Смерть говорит от моего имени (Алекс) - страница 8

— Не очень-то я в этом уверен, — заметил инспектор.

Помолчали.

— Переменим тему, — предложила Кэролайн, — надо признать, что и режиссура замечательна. Но Винси в роли Старика превосходит самого себя.

— Раз так, мы займемся похвалами Эве Фарадей. Ты знаешь, что ей 25 лет? — подхватил Алекс. — Огромный талант.

— Да, но…

В зале стемнело. Кэролайн впилась глазами в опущенный занавес, словно хотела пробуравить его взглядом и отыскать за ним героев спектакля. Зажглись прожектора.

Перерыв не задержал развития действия. В антракте на сцене появились стулья, это были целые горы и ущелья из стульев, среди которых, словно в кошмарном пейзаже, двигались актеры. Толпа воображаемых гостей приобрела уже фантастические размеры. Двести, триста стульев… а старики все втаскивали и втаскивали новые. Напряжение росло. Старик и Старуха разговаривали с отсутствующими, корили их, осыпали похвалами, провожали к предназначенным для них местам. Но Алекс, который не спускал глаз с актеров, почувствовал несколько иной тон, чем в первой части спектакля. Винси стал резче, он был больше символом, чем человеком, он произносил свой текст, словно хотел сказать зрителю не «Это Я, актер, и вот я вживаюсь в образ, который вы видите!» — а скорее так: «Я только изображаю этого Старика и с его помощью хотел бы поделиться с вами мыслью автора!»

Алексу больше пришлось по вкусу второе решение. Оно было менее мелодраматическим и ближе современному, думающему человеку. А вот Эва Фарадей немного терялась в своей роли и, казалось, не выдерживала бремени той честолюбивой концепции, которую она отстаивала в первой части спектакля. Но, может, это только блистательная, с каждым мгновеньем набиравшая силу игра партнера попросту отодвинула ее на второй план? Под феерическими лучами человеческой мысли, которые исходили от Винси, она немного поблекла.

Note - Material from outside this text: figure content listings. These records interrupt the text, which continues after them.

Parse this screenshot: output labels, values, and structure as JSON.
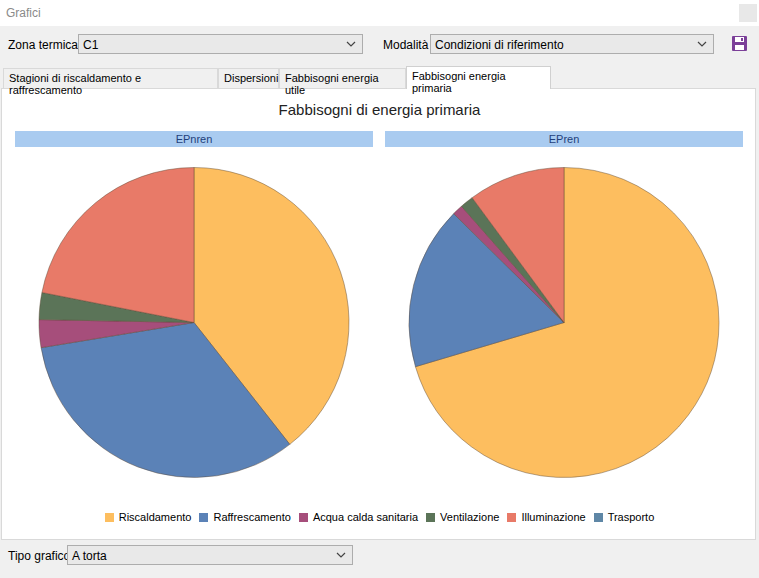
{
  "window": {
    "title": "Grafici"
  },
  "controls": {
    "zone_label": "Zona termica",
    "zone_value": "C1",
    "mode_label": "Modalità",
    "mode_value": "Condizioni di riferimento"
  },
  "tabs": [
    "Stagioni di riscaldamento e raffrescamento",
    "Dispersioni",
    "Fabbisogni energia utile",
    "Fabbisogni energia primaria"
  ],
  "active_tab": 3,
  "panel_title": "Fabbisogni di energia primaria",
  "chart_data": [
    {
      "type": "pie",
      "title": "EPnren",
      "categories": [
        "Riscaldamento",
        "Raffrescamento",
        "Acqua calda sanitaria",
        "Ventilazione",
        "Illuminazione",
        "Trasporto"
      ],
      "values": [
        39.4,
        33.0,
        2.9,
        2.8,
        21.9,
        0
      ],
      "colors": [
        "#fdbe5f",
        "#5b82b7",
        "#a64e7b",
        "#5b7458",
        "#e87a68",
        "#5f87a6"
      ],
      "legend": "bottom"
    },
    {
      "type": "pie",
      "title": "EPren",
      "categories": [
        "Riscaldamento",
        "Raffrescamento",
        "Acqua calda sanitaria",
        "Ventilazione",
        "Illuminazione",
        "Trasporto"
      ],
      "values": [
        70.4,
        17.0,
        1.1,
        1.4,
        10.1,
        0
      ],
      "colors": [
        "#fdbe5f",
        "#5b82b7",
        "#a64e7b",
        "#5b7458",
        "#e87a68",
        "#5f87a6"
      ],
      "legend": "bottom"
    }
  ],
  "chart_type": {
    "label": "Tipo grafico",
    "value": "A torta"
  }
}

Финальная сцена самоубийства обоих стариков превратилась, однако, в настоящий концертный дуэт. Их прощание на подоконнике, а потом прыжок в шумящее внизу море потрясали. Так кончает всякий человек, говорил зрителям Ионеско, вне зависимости от того, много или мало сил вложит он в собственную жизнь и насколько она у него удастся. Но Винси так выполнил свой самоубийственный прыжок, что он неожиданно производил впечатление вызова и веры, оптимизма и дерзкой наивности. Прыжок в будущее, не в небытие. Эва Фарадей свалилась, словно вещь, которая принадлежит человеку.

Ветер вынес теперь оконные занавески на сцену, и они трепыхались, как флаги. Лампы стали постепенно накаляться, потом загорелись, и свет их, отражаясь от белых, голых стен декорации, бил зрителям прямо в глаза. В огромные двери в центре задника вошел тот, которому предстояло передать миру мысли и идеи Старика.